Extensions live in the ``src/extensions/`` directory of your pipeline bundle:

::

    my_pipeline_bundle/
    ├── src/
    │   ├── extensions/
    │   │   ├── __init__.py           # Optional, for package imports
    │   │   ├── sources.py            # Custom source functions
    │   │   ├── transforms.py         # Custom transform functions
    │   │   └── sinks.py              # Custom sink functions
    │   ├── dataflows/
    │   │   └── ...
    │   └── pipeline_configs/
    │       └── ...
    └── requirements_additional.txt   # Optional pip dependencies

Dependency Management
---------------------

Extensions may require additional Python packages beyond the framework's core dependencies.
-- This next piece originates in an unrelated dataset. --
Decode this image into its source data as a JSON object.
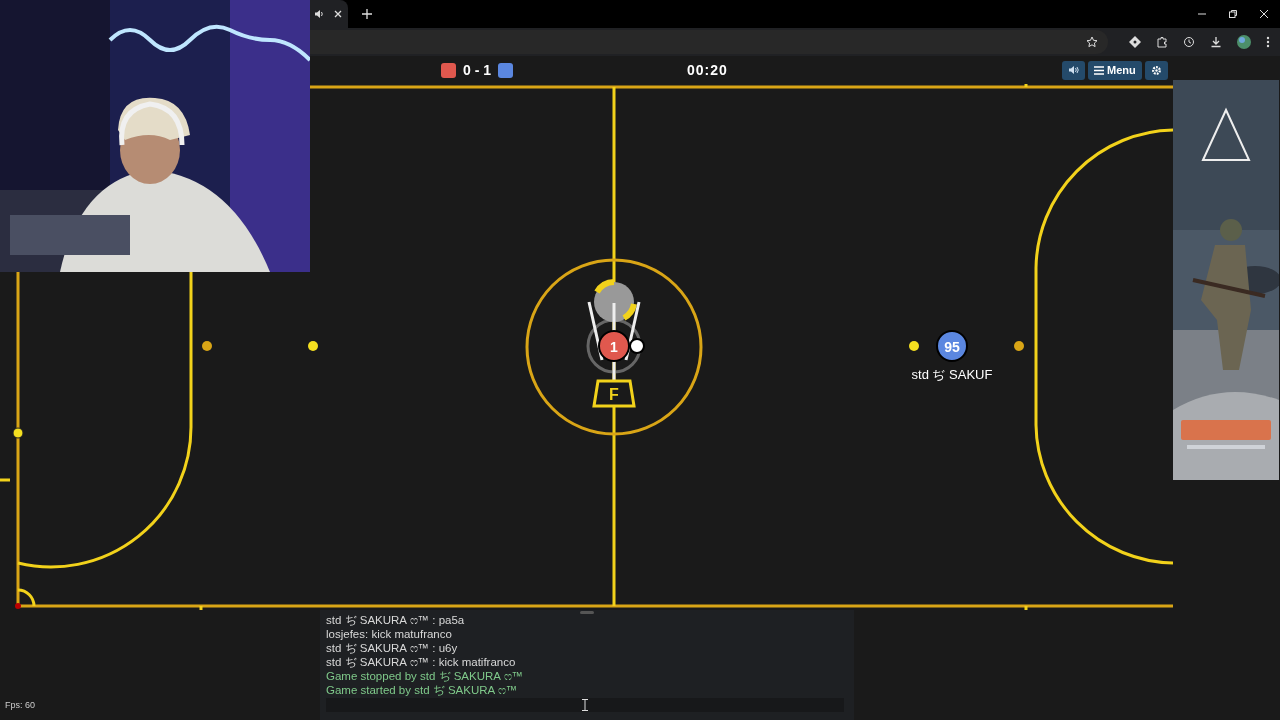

For detailed information on managing Python dependencies, see :doc:`feature_python_dependency_management`.

Extension Examples
------------------

Source Extensions
^^^^^^^^^^^^^^^^^

Custom functions that generate DataFrames for use as data sources.


.. code-block:: python
   :caption: src/extensions/sources.py

    from pyspark.sql import DataFrame, SparkSession
    from pyspark.sql import functions as F
    from typing import Dict

    def get_customer_cdf(spark: SparkSession, tokens: Dict) -> DataFrame:
        """
        Get customer data with Change Data Feed enabled.
        """
        source_table = tokens["sourceTable"]
        reader_options = {"readChangeFeed": "true"}
        
        return (
            spark.readStream
            .options(**reader_options)
            .table(source_table)
        )

    def get_api_data(spark: SparkSession, tokens: Dict) -> DataFrame:
        """
        Fetch data from an external API.
        """
        import requests  # From requirements_additional.txt
        
        api_url = tokens["apiUrl"]
        response = requests.get(api_url)
        data = response.json()
        
        return spark.createDataFrame(data)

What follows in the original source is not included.